There are protocols for investigations of airline crashes and building failures. These protocols are important not only in connection with questions of liability but in the prevention of similar, avoidable losses. When buildings fall down, codes and code enforcement are called into question, and measures are often adopted to remedy deficiencies. When airliners crash, procedures for various aspects of air travel are reviewed and sometimes reformed. Among the protocols for failed buildings and crashed airliners is the preservation of materials found in intact portions and in debris after a loss. This investigation was without precedent in that it disposed of all of the physical evidence of the crash and building failures as scrap metal, and it managed to get  just about every item shipped beyond U. S. borders within weeks of the event. Someone should have been punished for the the premature destruction of evidence, but nobody was.

As for the official government investigation of the tort of the century, it took months to initiate, was conducted by an assembly of political hacks, relied on testimony given behind closed doors and not under oath, and seemed principally aimed at exonerating government officials, which it did. To accomplish this, the commission assembled to inform the public how this tort could have occurred was obliged to violate every rule of standard investigative practice. What was unprecedented in the investigation of the tort of the century was the willingness of the public to accept the self-serving explanation the government fed them.

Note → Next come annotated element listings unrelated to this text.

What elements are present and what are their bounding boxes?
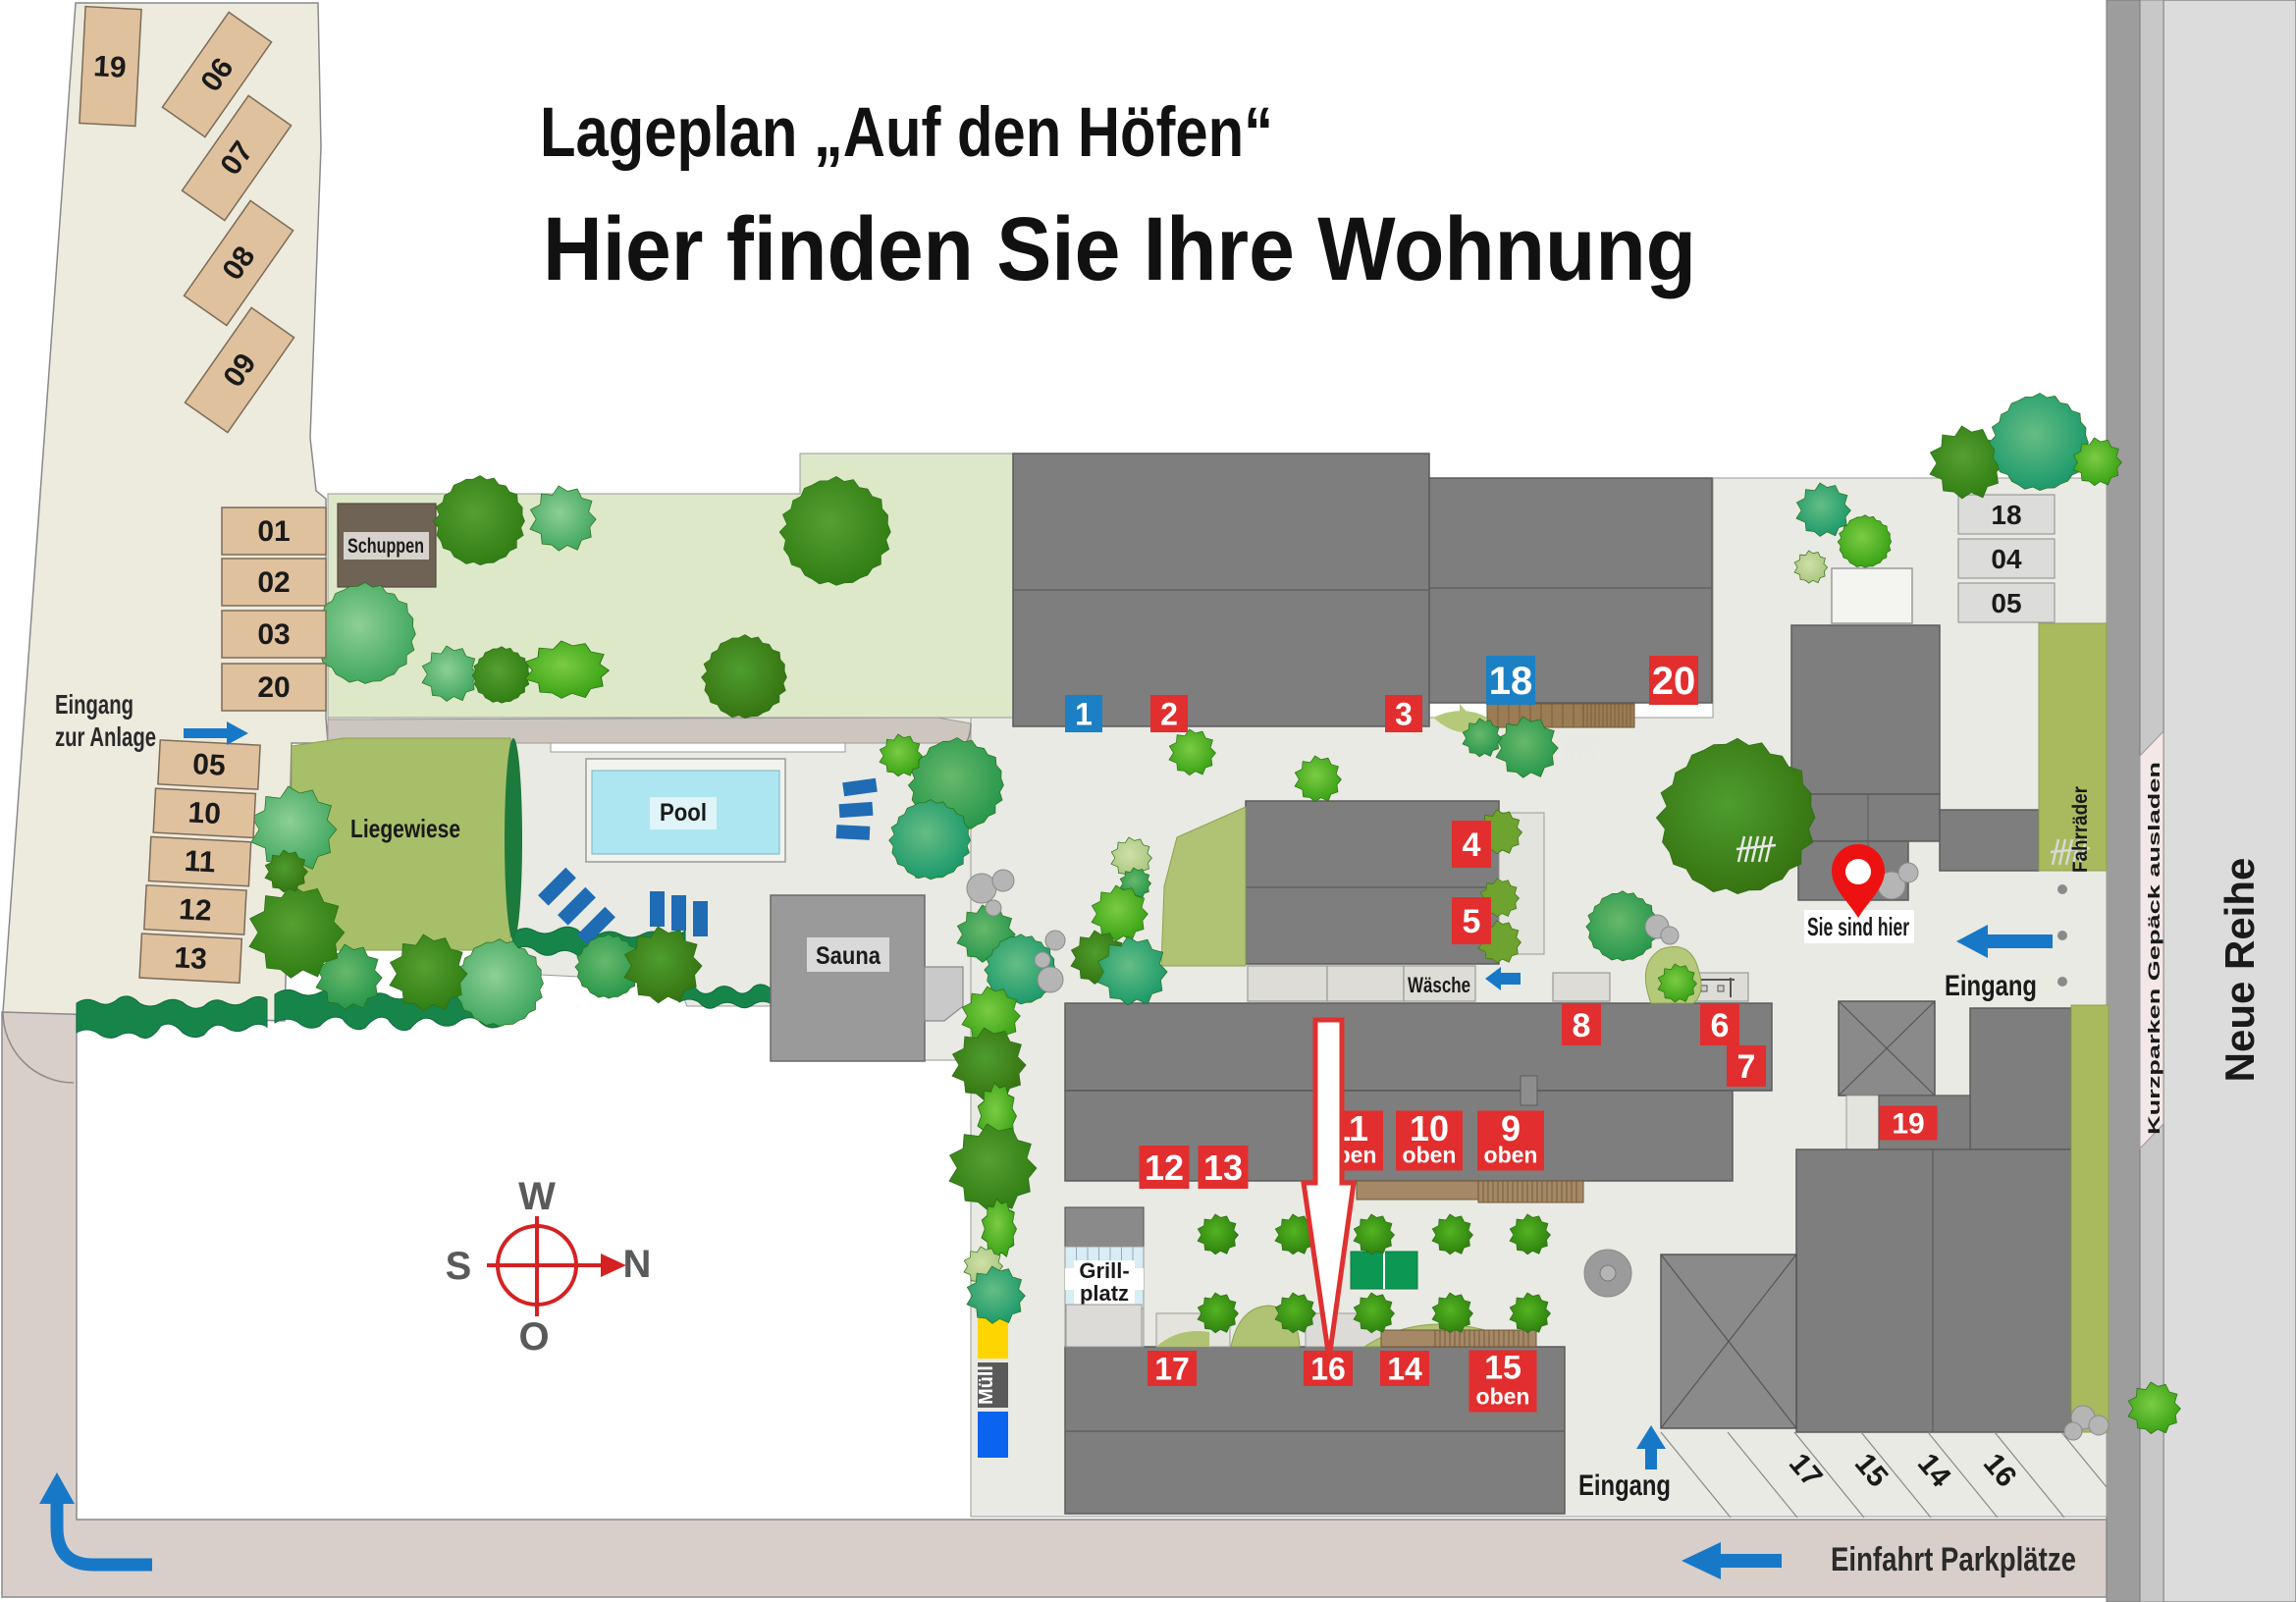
svg-text:Lageplan „Auf den Höfen“: Lageplan „Auf den Höfen“ — [540, 94, 1273, 172]
svg-text:N: N — [623, 1243, 652, 1286]
svg-text:O: O — [518, 1315, 549, 1359]
svg-text:zur Anlage: zur Anlage — [55, 721, 156, 752]
svg-text:oben: oben — [1476, 1384, 1530, 1410]
svg-text:4: 4 — [1463, 827, 1481, 864]
svg-text:11: 11 — [184, 845, 216, 880]
svg-text:02: 02 — [257, 566, 290, 599]
svg-text:19: 19 — [92, 50, 127, 84]
svg-text:1: 1 — [1075, 696, 1093, 731]
svg-text:05: 05 — [191, 748, 226, 782]
svg-text:Liegewiese: Liegewiese — [350, 814, 460, 843]
svg-text:13: 13 — [174, 941, 208, 976]
svg-text:Sie sind hier: Sie sind hier — [1807, 912, 1909, 941]
svg-text:W: W — [518, 1175, 556, 1218]
svg-text:04: 04 — [1991, 544, 2022, 574]
svg-text:Wäsche: Wäsche — [1408, 973, 1470, 997]
svg-text:Fahrräder: Fahrräder — [2069, 786, 2092, 873]
svg-text:12: 12 — [178, 893, 212, 928]
svg-text:05: 05 — [1991, 588, 2021, 618]
svg-text:3: 3 — [1395, 696, 1413, 731]
svg-text:5: 5 — [1463, 903, 1481, 940]
svg-text:Müll: Müll — [976, 1365, 997, 1405]
svg-text:18: 18 — [1991, 500, 2021, 530]
svg-text:10: 10 — [187, 796, 222, 830]
svg-text:8: 8 — [1573, 1007, 1591, 1044]
svg-text:19: 19 — [1892, 1108, 1924, 1141]
svg-text:Eingang: Eingang — [1945, 970, 2037, 1002]
svg-text:13: 13 — [1203, 1148, 1243, 1188]
svg-text:Kurzparken Gepäck ausladen: Kurzparken Gepäck ausladen — [2145, 762, 2163, 1135]
svg-text:Sauna: Sauna — [816, 942, 881, 970]
svg-text:Eingang: Eingang — [1578, 1469, 1671, 1502]
svg-text:S: S — [446, 1245, 472, 1288]
svg-text:oben: oben — [1403, 1143, 1457, 1168]
svg-text:Hier finden Sie Ihre Wohnung: Hier finden Sie Ihre Wohnung — [543, 199, 1696, 299]
svg-text:platz: platz — [1080, 1281, 1129, 1306]
svg-text:03: 03 — [257, 618, 290, 651]
svg-text:Pool: Pool — [660, 799, 707, 827]
svg-text:Neue Reihe: Neue Reihe — [2216, 858, 2263, 1083]
svg-text:Schuppen: Schuppen — [347, 535, 424, 558]
svg-text:14: 14 — [1387, 1351, 1422, 1386]
svg-text:Eingang: Eingang — [55, 689, 133, 720]
svg-text:oben: oben — [1484, 1143, 1538, 1168]
svg-text:01: 01 — [257, 515, 290, 548]
svg-text:Einfahrt Parkplätze: Einfahrt Parkplätze — [1831, 1541, 2076, 1578]
svg-text:15: 15 — [1484, 1349, 1522, 1386]
svg-text:7: 7 — [1737, 1048, 1756, 1086]
svg-text:20: 20 — [1652, 660, 1696, 703]
svg-text:20: 20 — [257, 671, 290, 704]
svg-text:Grill-: Grill- — [1079, 1258, 1129, 1283]
svg-text:12: 12 — [1145, 1148, 1184, 1188]
svg-text:18: 18 — [1489, 660, 1533, 703]
svg-text:2: 2 — [1160, 696, 1178, 731]
svg-text:6: 6 — [1711, 1007, 1730, 1044]
svg-text:17: 17 — [1154, 1351, 1190, 1386]
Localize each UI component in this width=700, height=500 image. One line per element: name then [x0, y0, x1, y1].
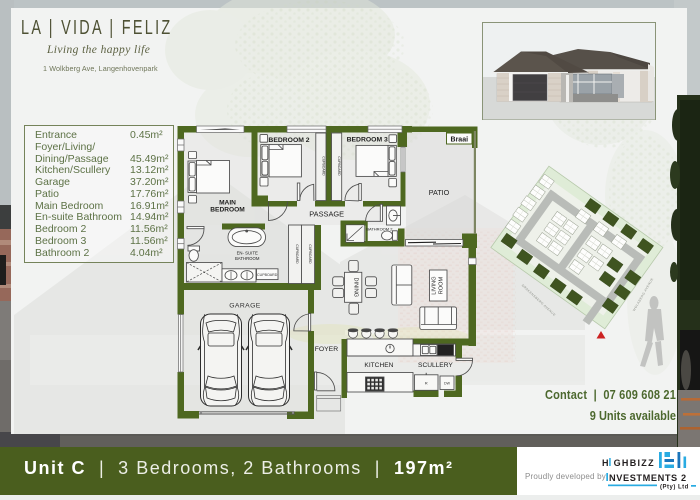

What happens to tort law when people sell out, as we seem to have done here? Question for museum patrons.

Lasting effects.

The tort of malfeasance typically goes unpunished, and this undermines the credibility of a republic like ours. The tort of the century illustrates this phenomenon. Since it happened, we have allowed standards of every kind to deteriorate. What we seem willing tolerate–war, gross material inequality, environmental degradation, enrichment of public officials, hiphop, etc.–has broadened and deepened over the past 17 years, and this should worry us as workers and museum patrons.